[HOSPITALITIES.]

IT does the heart good to read of some light-footed troubadour or reverend pilgrim trudging from gate to gate, all the way across a strange country, everywhere welcome as an expected guest, and given the liberty of the host's kingdom. Chroniclers give us pretty pictures of the household sitting about the dusty palmer, listening to his pious and spirited homily; of the errant singer, wrapped in his worn velvet cloak, delighting young maids and children with the old burden of Roncesvalles, or with the tale of that dreamer Rudel who crossed seas to find his unseen lady-love at Tripoli, and to die, satisfactorily, in her arms. Whether the master of the castle had subsequent cause to regret the shelter proffered to his birds of passage, posterity shall never learn. For those were the days of chivalry; and the brave bounty which accepted the wayfarers without question was able to overlook a deficiency, if such there were, in the family silver.

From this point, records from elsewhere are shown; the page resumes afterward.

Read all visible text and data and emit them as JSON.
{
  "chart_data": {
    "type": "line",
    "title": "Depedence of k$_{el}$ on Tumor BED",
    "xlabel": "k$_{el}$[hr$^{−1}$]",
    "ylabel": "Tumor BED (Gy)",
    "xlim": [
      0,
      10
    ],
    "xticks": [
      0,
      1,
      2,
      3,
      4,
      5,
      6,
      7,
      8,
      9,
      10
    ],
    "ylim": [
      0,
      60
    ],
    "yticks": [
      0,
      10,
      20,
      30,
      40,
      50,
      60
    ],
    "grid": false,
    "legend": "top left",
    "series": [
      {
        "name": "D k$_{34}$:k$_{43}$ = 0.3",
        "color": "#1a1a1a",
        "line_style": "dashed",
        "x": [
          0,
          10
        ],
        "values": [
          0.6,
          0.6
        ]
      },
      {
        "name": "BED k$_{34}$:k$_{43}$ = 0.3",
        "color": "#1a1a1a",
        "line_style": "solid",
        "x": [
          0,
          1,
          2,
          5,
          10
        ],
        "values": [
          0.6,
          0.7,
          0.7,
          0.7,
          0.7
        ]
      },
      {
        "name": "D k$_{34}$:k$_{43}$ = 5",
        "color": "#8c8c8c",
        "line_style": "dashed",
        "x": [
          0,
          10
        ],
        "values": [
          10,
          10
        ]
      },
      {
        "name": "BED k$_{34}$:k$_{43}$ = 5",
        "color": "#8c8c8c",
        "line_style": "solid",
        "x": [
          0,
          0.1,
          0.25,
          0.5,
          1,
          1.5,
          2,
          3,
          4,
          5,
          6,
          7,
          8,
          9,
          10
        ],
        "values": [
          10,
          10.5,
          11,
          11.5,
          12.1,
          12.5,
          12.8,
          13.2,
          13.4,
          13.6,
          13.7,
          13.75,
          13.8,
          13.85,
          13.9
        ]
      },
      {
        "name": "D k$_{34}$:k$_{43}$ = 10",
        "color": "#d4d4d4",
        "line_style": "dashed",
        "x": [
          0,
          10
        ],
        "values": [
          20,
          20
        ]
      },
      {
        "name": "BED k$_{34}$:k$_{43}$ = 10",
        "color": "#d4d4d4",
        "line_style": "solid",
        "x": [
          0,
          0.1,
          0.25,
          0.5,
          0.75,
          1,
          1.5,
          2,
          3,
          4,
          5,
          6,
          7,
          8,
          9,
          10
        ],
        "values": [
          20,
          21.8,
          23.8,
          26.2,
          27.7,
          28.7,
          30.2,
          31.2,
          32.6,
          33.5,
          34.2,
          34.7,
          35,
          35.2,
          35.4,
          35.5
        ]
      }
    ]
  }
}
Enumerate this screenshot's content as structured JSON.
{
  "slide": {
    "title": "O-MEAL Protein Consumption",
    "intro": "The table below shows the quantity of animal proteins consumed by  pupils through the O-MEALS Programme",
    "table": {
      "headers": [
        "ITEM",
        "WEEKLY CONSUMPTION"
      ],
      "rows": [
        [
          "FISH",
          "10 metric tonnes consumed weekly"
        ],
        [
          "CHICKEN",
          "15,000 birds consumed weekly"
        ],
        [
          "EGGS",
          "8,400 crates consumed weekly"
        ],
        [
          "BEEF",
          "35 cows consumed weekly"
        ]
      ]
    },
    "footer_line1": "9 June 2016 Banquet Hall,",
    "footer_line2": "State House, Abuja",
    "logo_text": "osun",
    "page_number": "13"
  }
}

Of this best sort, too, was the hospitality of Alcinoüs to Ulysses, treating him like a king, and dreaming not of his hidden kingliness. Spanish courtesy yet keeps a show of heart-whole giving: "This is thy house," an Andalusian tells his visitor. An Indian, in his forest wigwam, does yet better. If he abide you at all, with your scalp at its accustomed altitude, he tenders whatsoever he calls his, and would scorn to conceal from you the innermost recesses of his savage larder.

"Is he not hospitable," quaintly asks one of our American essayists, "who entertains thoughts?"

Think of the unlicensed generosity of the Roberds-men, dealing out what had but just become theirs by right of might, and of our niggardly modern dispensation! of that Duke of Newcastle, the lavish splendor of whose receptions bewildered all England; or of another social peer, Edward, Earl of Derby, "in whose grave, since 1572," said Thomas Fuller, "hospitality hath in a manner been laid asleep." Timon began as bravely as any of these. Waiving all formal recognition of his royal liberality, he made his frank exordium in the banquet-hall:—

——"My lords! ceremony
Was but devised at first to set a gloss
On faint deeds, hollow welcomes,
Recanting goodness, sorry ere 'tis shown;
But where there is true friendship, there needs none;
Pray sit...."

Hospitality hath been called threefold: for one's family, of necessity; for strangers, of courtesy; for the poor, of charity. Friendship pushes its privilege to the broad extreme, and loses its sense of ownership.

"Cot or cabin have I none,
And sing the more that thou hast one."

The twin playwrights of the reign of Queen Bess set up their tent "on the Bankside;" alternately wearing "the same cloathes and clokes," and having but one bench of the house between them, which the twain "did so much admire"!